Los periodistas siguen el debate Merkel-Schilz. :: Reuters
Los periodistas siguen el debate Merkel-Schilz. :: Reuters

Tanto la canciller como Schulz, el candidato socialista a presidir el próximo Gobierno alemán, mostraron posturas coincidentes en numerosos asuntos

JUAN CARLOS BARRENA BERLÍN.

La campaña electoral alemana tuvo anoche su momento crucial con el único debate televisivo entre los dos principales candidatos a la jefatura del Gobierno, la canciller federal, la conservadora Angela Merkel, que aspira a su reelección y a gobernar una cuarta legislatura consecutiva, y el aspirante del Partido Socialdemócrata (SPD) y expresidente del Parlamento Europeo, Martin Schulz. Mientras Merkel respondió serena y con su habitual tranquilidad a las preguntas de los cuatro moderadores del duelo de otras tantas cadenas televisivas germanas, Schulz buscó la confrontación en los pocos momentos que tuvo ocasión de atacar a su rival, consciente de que el enfrentamiento ante las cámaras es su última oportunidad para acortar distancias.
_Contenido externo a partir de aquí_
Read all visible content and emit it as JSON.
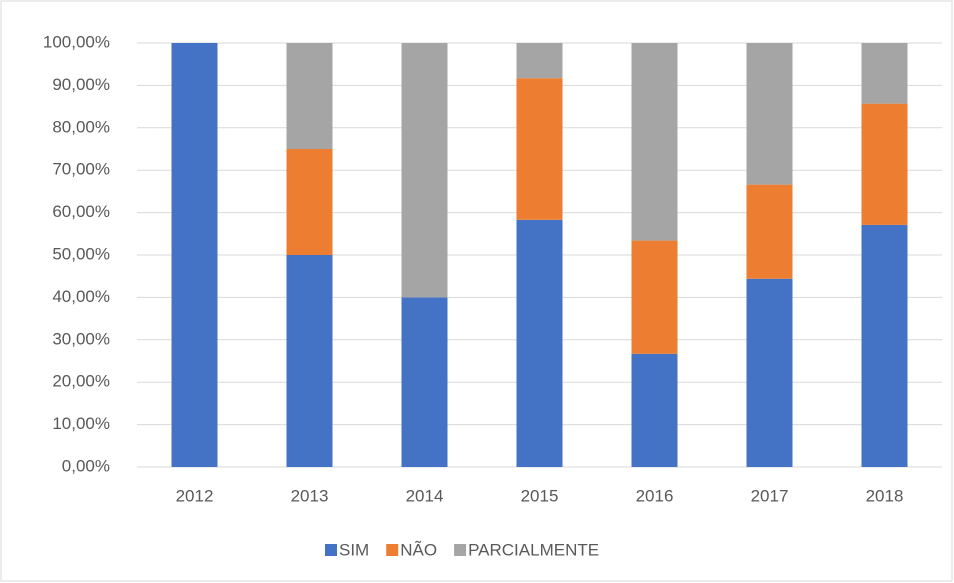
{
  "chart_data": {
    "type": "bar",
    "stacked": true,
    "categories": [
      "2012",
      "2013",
      "2014",
      "2015",
      "2016",
      "2017",
      "2018"
    ],
    "series": [
      {
        "name": "SIM",
        "color": "#4472c4",
        "values": [
          100,
          50,
          40,
          58.3,
          26.7,
          44.4,
          57.1
        ]
      },
      {
        "name": "NÃO",
        "color": "#ed7d31",
        "values": [
          0,
          25,
          0,
          33.4,
          26.7,
          22.2,
          28.6
        ]
      },
      {
        "name": "PARCIALMENTE",
        "color": "#a5a5a5",
        "values": [
          0,
          25,
          60,
          8.3,
          46.6,
          33.4,
          14.3
        ]
      }
    ],
    "ylim": [
      0,
      100
    ],
    "yticks": [
      {
        "value": 0,
        "label": "0,00%"
      },
      {
        "value": 10,
        "label": "10,00%"
      },
      {
        "value": 20,
        "label": "20,00%"
      },
      {
        "value": 30,
        "label": "30,00%"
      },
      {
        "value": 40,
        "label": "40,00%"
      },
      {
        "value": 50,
        "label": "50,00%"
      },
      {
        "value": 60,
        "label": "60,00%"
      },
      {
        "value": 70,
        "label": "70,00%"
      },
      {
        "value": 80,
        "label": "80,00%"
      },
      {
        "value": 90,
        "label": "90,00%"
      },
      {
        "value": 100,
        "label": "100,00%"
      }
    ],
    "grid": true,
    "legend": "bottom"
  }
}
Las encuestas anteriores coinciden en adjudicar una ventaja de unos 15 puntos a los partidos de la Unión (cristianodemócratas y socialcristianos bávaros, CDU/CSU), frente al SPD. Los primeros sumarían entre un 37% y un 40% de votos, los segundos de un 22% a un 25%.

Al término del debate de 97 minutos, la cadena pública de televisión ZDF ofreció el resultado de un sondeo relámpago realizado a mitad del duelo, según el cual, Merkel se habría impuesto a Schulz a juicio del el 33% de los encuestados, frente al 24% que daban el triunfo a Schulz; mientras un 43% consideró que los dos candidatos quedaron igualados.

Sin embargo, durante el debate predominaron las coincidencias y los comentarios en los que un candidato reconocía compartir la política que defendía el otro. Es más, hubo varios agradecimientos de Merkel a Schulz y viceversa por exponer ante los espectadores una postura común. El candidato socialdemócrata difícilmente pudo criticar las decisiones de los últimos cuatro años del Gobierno de Merkel, toda vez que su propio partido las ha compartido como socio de la 'gran coalición' en la que los socialdemócratas cuentan con carteras decisivas como Exteriores, Economía y Justicia.

Diferencias mínimas hubo en cuestiones como la crisis de los refugiados. Merkel defendió de nuevo la decisión de abrir hace dos años las fronteras alemanas a cientos de miles de refugiados por cuestiones humanitarias, mientras Schulz le echó en cara haber actuado sin coordinarse con sus socios de la Unión Europea. O a la hora de abordar la crisis germano-turca, en la que Schulz exigió una actuación más decidida contra el régimen de Recep Tayip Erdogan y Merkel se mostró más diplomática y partidaria de mantener el hilo de diálogo entre Berlín y Ankara pese a las constantes provocaciones del presidente turco.

Pero se trataba de pequeños detalles, ya que las posturas de Merkel y Schulz fueron fundamentalmente coincidentes. Desde en la necesidad de parar los pies al régimen de Pyongyang por sus constantes provocaciones nucleares, al escándalo diésel y la amenaza que supone para la industria automovilística con sus 800.000 empleos en Alemania, o la lucha unida de Occidente contra el terrorismo yihadista internacional.

¿Con quién no gobernará?

Muchas cuestiones quedaron sin respuesta por falta de tiempo, desde la digitalización a la pobreza en la tercera edad, la educación o la igualdad de la mujer. Al final Schulz no quiso revelar con qué partido se niega a formar gobierno de coalición. La canciller apuntó a los dos extremos. Los conservadores nunca se aliarán con la ultraderechista Alternativa para Alemania ni con el partido poscomunista La Izquierda.